Thirdly, the study reveals that consumers with high level of blame attribution are more likely to turn their brand love into hatred and then take negative actions against brands. This finding suggests that managers should develop the better strategies to shape consumer’s perception about blame attribution in coping with brand failure. When product or service failure occurs, managers should admit the fault which is really caused by the firms, and also clarify the other stakeholder’s responsibilities in causing failure to consumers, especially those loyal customers, at the earliest time. They should not let consumers to fight for their rights and brands should be responsible for product or service failure and provide consumers with the positive final solutions. As a result, this may prevent consumers with high level of blame attribution from taking hostile actions against firms.

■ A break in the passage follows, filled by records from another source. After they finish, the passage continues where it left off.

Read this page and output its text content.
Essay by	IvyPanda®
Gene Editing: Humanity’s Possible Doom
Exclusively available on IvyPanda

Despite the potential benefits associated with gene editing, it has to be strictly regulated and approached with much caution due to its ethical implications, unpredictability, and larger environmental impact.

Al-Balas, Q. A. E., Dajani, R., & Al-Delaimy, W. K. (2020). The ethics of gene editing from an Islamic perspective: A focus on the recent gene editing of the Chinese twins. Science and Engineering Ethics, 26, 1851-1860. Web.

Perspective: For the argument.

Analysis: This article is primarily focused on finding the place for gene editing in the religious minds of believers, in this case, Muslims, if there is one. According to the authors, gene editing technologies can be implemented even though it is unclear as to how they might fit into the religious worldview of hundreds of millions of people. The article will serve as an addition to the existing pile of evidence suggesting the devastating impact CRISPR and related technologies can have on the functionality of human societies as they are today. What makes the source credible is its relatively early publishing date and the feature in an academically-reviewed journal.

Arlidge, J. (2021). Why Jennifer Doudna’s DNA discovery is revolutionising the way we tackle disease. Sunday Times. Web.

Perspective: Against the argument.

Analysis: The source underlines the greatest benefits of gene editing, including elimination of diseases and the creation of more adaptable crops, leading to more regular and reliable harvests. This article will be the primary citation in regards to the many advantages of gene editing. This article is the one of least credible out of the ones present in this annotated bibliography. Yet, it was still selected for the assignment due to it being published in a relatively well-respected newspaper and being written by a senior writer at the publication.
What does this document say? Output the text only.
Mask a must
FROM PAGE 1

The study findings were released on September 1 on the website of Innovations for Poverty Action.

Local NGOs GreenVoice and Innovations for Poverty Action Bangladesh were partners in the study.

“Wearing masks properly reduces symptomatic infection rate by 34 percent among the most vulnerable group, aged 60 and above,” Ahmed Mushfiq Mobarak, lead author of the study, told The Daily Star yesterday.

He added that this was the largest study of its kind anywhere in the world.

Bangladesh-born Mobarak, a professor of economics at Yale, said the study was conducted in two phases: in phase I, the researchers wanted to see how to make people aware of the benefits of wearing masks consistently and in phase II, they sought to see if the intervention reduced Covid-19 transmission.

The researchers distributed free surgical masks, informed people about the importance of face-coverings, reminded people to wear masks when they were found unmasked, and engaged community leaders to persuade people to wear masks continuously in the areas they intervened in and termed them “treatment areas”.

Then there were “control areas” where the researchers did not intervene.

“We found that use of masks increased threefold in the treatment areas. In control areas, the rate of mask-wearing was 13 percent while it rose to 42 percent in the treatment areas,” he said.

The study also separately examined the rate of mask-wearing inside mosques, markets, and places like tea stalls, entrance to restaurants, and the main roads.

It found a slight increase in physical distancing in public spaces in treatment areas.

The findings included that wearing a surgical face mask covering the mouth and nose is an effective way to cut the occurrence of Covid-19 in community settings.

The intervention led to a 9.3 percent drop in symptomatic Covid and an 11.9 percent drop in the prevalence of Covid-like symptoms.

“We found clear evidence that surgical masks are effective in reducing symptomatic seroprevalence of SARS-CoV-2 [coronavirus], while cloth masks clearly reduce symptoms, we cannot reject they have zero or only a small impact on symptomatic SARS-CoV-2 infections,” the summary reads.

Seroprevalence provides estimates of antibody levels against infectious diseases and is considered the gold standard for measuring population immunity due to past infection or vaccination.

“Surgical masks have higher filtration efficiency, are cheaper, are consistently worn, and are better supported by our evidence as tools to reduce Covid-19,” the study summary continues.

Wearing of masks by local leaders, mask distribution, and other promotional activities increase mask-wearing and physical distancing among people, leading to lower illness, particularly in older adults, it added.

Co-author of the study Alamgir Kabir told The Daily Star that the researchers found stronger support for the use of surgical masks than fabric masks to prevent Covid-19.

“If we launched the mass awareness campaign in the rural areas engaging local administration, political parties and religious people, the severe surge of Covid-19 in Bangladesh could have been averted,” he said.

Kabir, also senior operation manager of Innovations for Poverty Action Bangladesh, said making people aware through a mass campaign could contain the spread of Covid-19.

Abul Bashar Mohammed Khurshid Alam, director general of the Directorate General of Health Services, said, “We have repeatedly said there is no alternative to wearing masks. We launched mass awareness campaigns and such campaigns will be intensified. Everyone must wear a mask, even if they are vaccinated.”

The results of low level of perceived fairness show that when consumers perceive lower levels of fairness (e.g. fairness violation), they are more like to suffer Love-becomes-hate effect. This result recommends managers to establish a clear and fair compensation policy to improve consumer’s perceived procedural fairness when they design failure recovery strategy. Also, firms need to pay extra attention to the fairness outcomes when dealing with customers to guarantee distributive fairness. Besides, managers should provide training sessions for employees about dealing with customers with respect and empathy in failure situation. They should set staff empowerment policy because when the problem occurs; then, stuff will be able to handle customer’s complaints in time and it enables customers to claim for compensation easily. In this way, consumers can perceive higher level of interactional fairness. All of these three kinds of perceived fairness will contributes to offset Love-becomes-hate effect and manage failure recovery strategies in a more effectively way.
This study has some suggestions for future research. First, future research may identify other factors that would affect “love-becomes-hate effect” or moderate the relationship between failure severity and consumer’s negative emotions, and consumer’s negative emotions and consumer retaliation, such as brand loyalty, Relationship Quality (RQ), and so forth. Second, this study only examines the brand love’s moderating role in the link between failure severity and consumer’s negative emotions. Future research can also probe into the potential moderation effect of brand love in the relationship between consumer’s negative emotions and consumer retaliation.
Besides, there are two limitations of the present study. First, this survey was mainly conducted in China. For future research, researchers may conduct the survey in some other countries or specific regions, or conduct the comparative research between two countries in order to gain insights from the broader population groups. Second, future research may conduct both quantitative and qualitative approaches (in-depth interview) to obtain more effective and high quality results.